Now? I just don’t care.
Let them look. Let them whisper. They don’t know the full story. They don’t know about the quiet comfort of Diego’s cooking, or the way Tristan’s real, non-performative laugh can light up a room. They don’t know about Rett’s surprising, secret vulnerability, or the steady, grounding presence of the man walking silently beside me.
We’re halfway down the third row when it happens: the air changes. A hush pulls across the vendor chatter like someone turned down the volume.
Dane senses it first. His hand finds my lower back. “Two o’clock,” he murmurs, not looking. “Long lens. Second at four o’clock.”
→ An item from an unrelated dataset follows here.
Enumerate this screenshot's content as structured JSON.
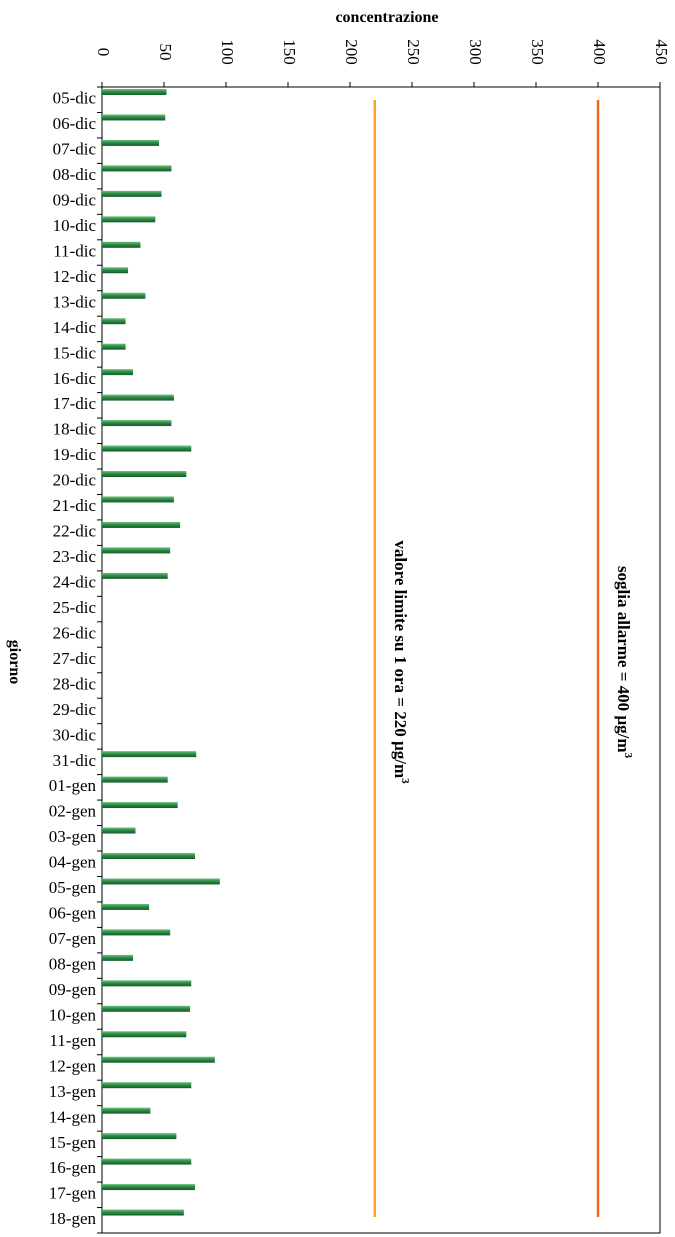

Tristan’s smile doesn’t falter, but his shoulders shift subtly. “Ah, Sweetwater’s finest. Wonder which fruit stand they’ll credit with breaking the internet.”
Diego makes a soft sound in his throat. Rett’s eyes go midnight.
I inhale. It would be so easy to let them build their alpha diamond around me, hustle me to the car, disappear in tinted glass. Except that’s not who I am, and it’s not who I want us to be.
“Okay,” I say quietly, smoothing my palm down the leg of my jeans. “We do this my way.”
Four big bodies pivot to me like I just called a play.
“If it’s okay with you…we just…ignore them,” I keep my voice calm. “We look boring. We’re here for tomatoes. That’s the story.” I look up at Rett last because he’s the hardest to sway when his hackles are up. “Let me steer.”
There’s the smallest beat of resistance, then his jaw loosens. A short nod. “You steer.”
“Great.” I turn to the basil vendor nearby and raise my voice just enough to carry. “Do you have any Genovese?”
Her eyes flick from my face to the men flanking me, widening with a mix of nerves and delight. “Oh! Of—of course.” She slides a crate forward.
“Perfect,” I say, leaning in to sniff a handful like it’s the only thing in the world. I angle my body just slightly so the nearest photographer’s line of sight captures basil, not my throat.
The first shutter starts. Then another, catching up. A few passersby realize what’s happening. Phones appear. The hair on the back of my neck prickles, but I hold steady.
Diego catches it instantly. He laughs, warm as sunlight, and tips his head to the vendor. “You have to watch her,” he tells her, loud enough to carry. “If she’s allowed to smell basil for more than two minutes, we leave with the whole crate.”
The vendor laughs, visibly relaxing. “I’ll keep an eye on her.”
“Add the basil,” I say, handing cash to her. “And… could we grab two of your heirlooms?”
Rett steps in. He picks up some parsley, turns it in his hand like it’s the market’s Mona Lisa, and then drops into easy small talk about how rich it is and how the vendor must have really perfected their farming technique.
Tristan grins like he’s been waiting for this his whole life. He gasps, eyes huge. “Is that—oh no—are those kumquats?” He claps a hand over his heart. “My one weakness.” Then he peels off in a trail of charm as he peppers the citrus vendor with absurd, irresistible questions.
Dane doesn’t move more than an inch. One large palm stays at the middle of my back.
I take one last breath and turn toward the closest camera with a look that says: get your shot. And then we’re going back to our shopping.
The shutter chatter spikes, then drops when they realize I’m not going to flinch or sprint or sob. I give them ten seconds of basil and polite nothing, then I turn back to the vendor and ask about recipes for pesto without pine nuts because “we have a nut allergy in the family,” and out of the corner of my eye I see Rett’s mouth twitch.
The crowd ripple softens. The paparazzi get bored and slowly file away. Tristan returns with a paper cup of kumquats he paid three times market price for. He presses one into my palm, murmurs, “You were perfect,” and pops one into his own mouth like he earned it.
“You were loud,” Dane mutters to him, but there’s a ghost of a smile in his eyes.
When we turn down the next aisle, I feel the tiny tremor in Rett’s hand as his fingers brush mine. I lace them together. He exhales, quiet, like I just let out a stitch he didn’t realize he had.
Diego bumps my shoulder gently. “She steered,” he tells Rett softly, as if he still can’tquite believe it. “We followed.”
“We’ll keep doing that,” Rett says.
A blush creeps up my cheeks.
By the time we leave the market, our arms are full of bags, and Diego is practically vibrating with excitement about the meal he’s going to prepare. The sun is high overhead, the day warm and bright, and I feel a contentment that goes bone-deep.